Ask The Expert: Giving a PowerPoint (PPT) presentation makes me nervous. What can I do to prevent boring slides?

We run PPT presentations for all kinds of clients for all types of audiences.  The best design practices for PPT slides are the standard K.I.S.S. method (Keep it simple, stupid!).  PPT offers many graphic elements, but consider how an audience views the slides and you’ll quickly see that simpler is better.  Here are some tips to get you started.

1.    Remember the Scouting rule “Be prepared”. Nothing kills a presentation more than a false start. Bring an extra lamp (light bulb) for the projector – and test the projector with the laptop you’ll be using beforehand.  In case the projector doesn’t work, be prepared to give your speech without the slides. Then pass a piece of paper around and ask people to jot down their name and email if they would like you to send the slides to them after the event.

2.    Check the format of the display: PowerPoint gives you three size choices: 4:3, 16:9 and 16:10. These are called aspect ratios.  For instance, some monitors are wide screen and require the 16:9 aspect ratio.  Otherwise, the slide won’t show up as full screen.

3.    Make sure the screen resolution selected on the laptop is compatible with the monitor.  If not, the image will be completely distorted.

4.    Choose a design template that is simple and themed for your audience.  Business presentations should be neutral in color, presentations for children should be colorful.

5.    Dark text on a light background is best, but tone down white backgrounds by using beige or another light color that will be easy on the eyes. Dark backgrounds are very effective, but be sure to make text a light color for easy reading. In short, avoid straight black and white.

6.    Fonts: Use either Arial or New Times Roman fonts in a minimum of 30 points in size in no more than 2 different different font styles.

7.    Remember the 4-4-4 rule. You want to get across only four points to your audience.  There should be four bullets on each slide, and four words for each bullet. The information on any slide should not take longer than 10 seconds for an audience to absorb. This keeps the audience focusing on you and not the slides. Also, don’t read the text to the audience. They read it as soon as you posted it on the screen.

8.    Don’t overload your presentation with charts, graphs and graphics. If someone in the back of the room can’t read the details, skip it.

9.    The same goes for animations, transitions and sounds.  They look cool when you’re creating a presentation, but are very distracting from both a visual and comprehension perspective.  Again, less is more.

10.    How many slides do you have?  For a typical twenty minute presentation, 10-12 slides should be plenty.

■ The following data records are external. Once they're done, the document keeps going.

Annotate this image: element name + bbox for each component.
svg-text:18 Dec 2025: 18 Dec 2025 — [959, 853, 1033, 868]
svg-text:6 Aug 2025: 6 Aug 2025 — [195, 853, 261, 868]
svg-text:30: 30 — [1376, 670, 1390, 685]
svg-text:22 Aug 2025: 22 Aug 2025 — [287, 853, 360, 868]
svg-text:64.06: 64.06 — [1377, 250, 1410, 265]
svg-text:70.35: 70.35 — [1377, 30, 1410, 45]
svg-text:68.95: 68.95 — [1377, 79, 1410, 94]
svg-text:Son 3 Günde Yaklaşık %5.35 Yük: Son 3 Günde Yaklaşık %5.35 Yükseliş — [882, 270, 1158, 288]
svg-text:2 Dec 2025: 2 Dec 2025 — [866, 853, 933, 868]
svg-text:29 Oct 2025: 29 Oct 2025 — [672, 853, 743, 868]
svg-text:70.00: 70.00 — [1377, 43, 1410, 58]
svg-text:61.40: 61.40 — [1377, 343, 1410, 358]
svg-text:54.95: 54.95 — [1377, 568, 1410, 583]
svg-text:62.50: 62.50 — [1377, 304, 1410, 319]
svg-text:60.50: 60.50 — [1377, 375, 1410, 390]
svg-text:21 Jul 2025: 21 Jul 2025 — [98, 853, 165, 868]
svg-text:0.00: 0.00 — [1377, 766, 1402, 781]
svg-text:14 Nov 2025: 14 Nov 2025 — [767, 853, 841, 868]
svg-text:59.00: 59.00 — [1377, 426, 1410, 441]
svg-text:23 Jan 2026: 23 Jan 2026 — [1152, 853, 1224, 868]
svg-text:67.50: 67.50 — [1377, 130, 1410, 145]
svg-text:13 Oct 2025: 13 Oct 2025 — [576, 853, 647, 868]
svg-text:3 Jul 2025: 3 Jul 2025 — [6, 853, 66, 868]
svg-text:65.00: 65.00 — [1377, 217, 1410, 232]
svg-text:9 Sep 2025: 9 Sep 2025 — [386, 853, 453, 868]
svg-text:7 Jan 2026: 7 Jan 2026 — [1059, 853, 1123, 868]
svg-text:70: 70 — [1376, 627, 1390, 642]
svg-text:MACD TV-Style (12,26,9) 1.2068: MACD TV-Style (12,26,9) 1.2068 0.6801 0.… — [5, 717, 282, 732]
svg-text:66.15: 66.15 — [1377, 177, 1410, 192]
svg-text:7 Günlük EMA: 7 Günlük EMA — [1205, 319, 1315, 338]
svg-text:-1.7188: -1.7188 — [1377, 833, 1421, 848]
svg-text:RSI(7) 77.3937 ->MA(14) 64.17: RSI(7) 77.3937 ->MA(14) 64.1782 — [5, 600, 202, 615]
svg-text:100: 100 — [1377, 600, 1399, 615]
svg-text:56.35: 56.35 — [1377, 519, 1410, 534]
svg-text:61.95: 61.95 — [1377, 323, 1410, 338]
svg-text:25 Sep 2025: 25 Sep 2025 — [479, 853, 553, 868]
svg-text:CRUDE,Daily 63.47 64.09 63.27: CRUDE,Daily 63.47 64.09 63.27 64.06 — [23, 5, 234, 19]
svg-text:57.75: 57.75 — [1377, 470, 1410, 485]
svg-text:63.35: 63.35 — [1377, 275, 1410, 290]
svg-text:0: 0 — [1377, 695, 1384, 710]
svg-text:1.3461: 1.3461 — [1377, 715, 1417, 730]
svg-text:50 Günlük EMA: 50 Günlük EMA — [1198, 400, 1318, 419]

Flipping through slide after slide sends the audience reeling from too much information.

11.    Easy on the laser pointer. By the time the audience finds the dizzying dot, the point of the topic is lost.

12.    Pause during your presentation.  Avoid talking non-stop, and pause after important statements, to let the idea sink into the audience’s minds.  It’s a very powerful element of public speaking.

Follow these simple steps and you’ll have a presentation that smoothly gets your message across. Now, wasn’t that easy?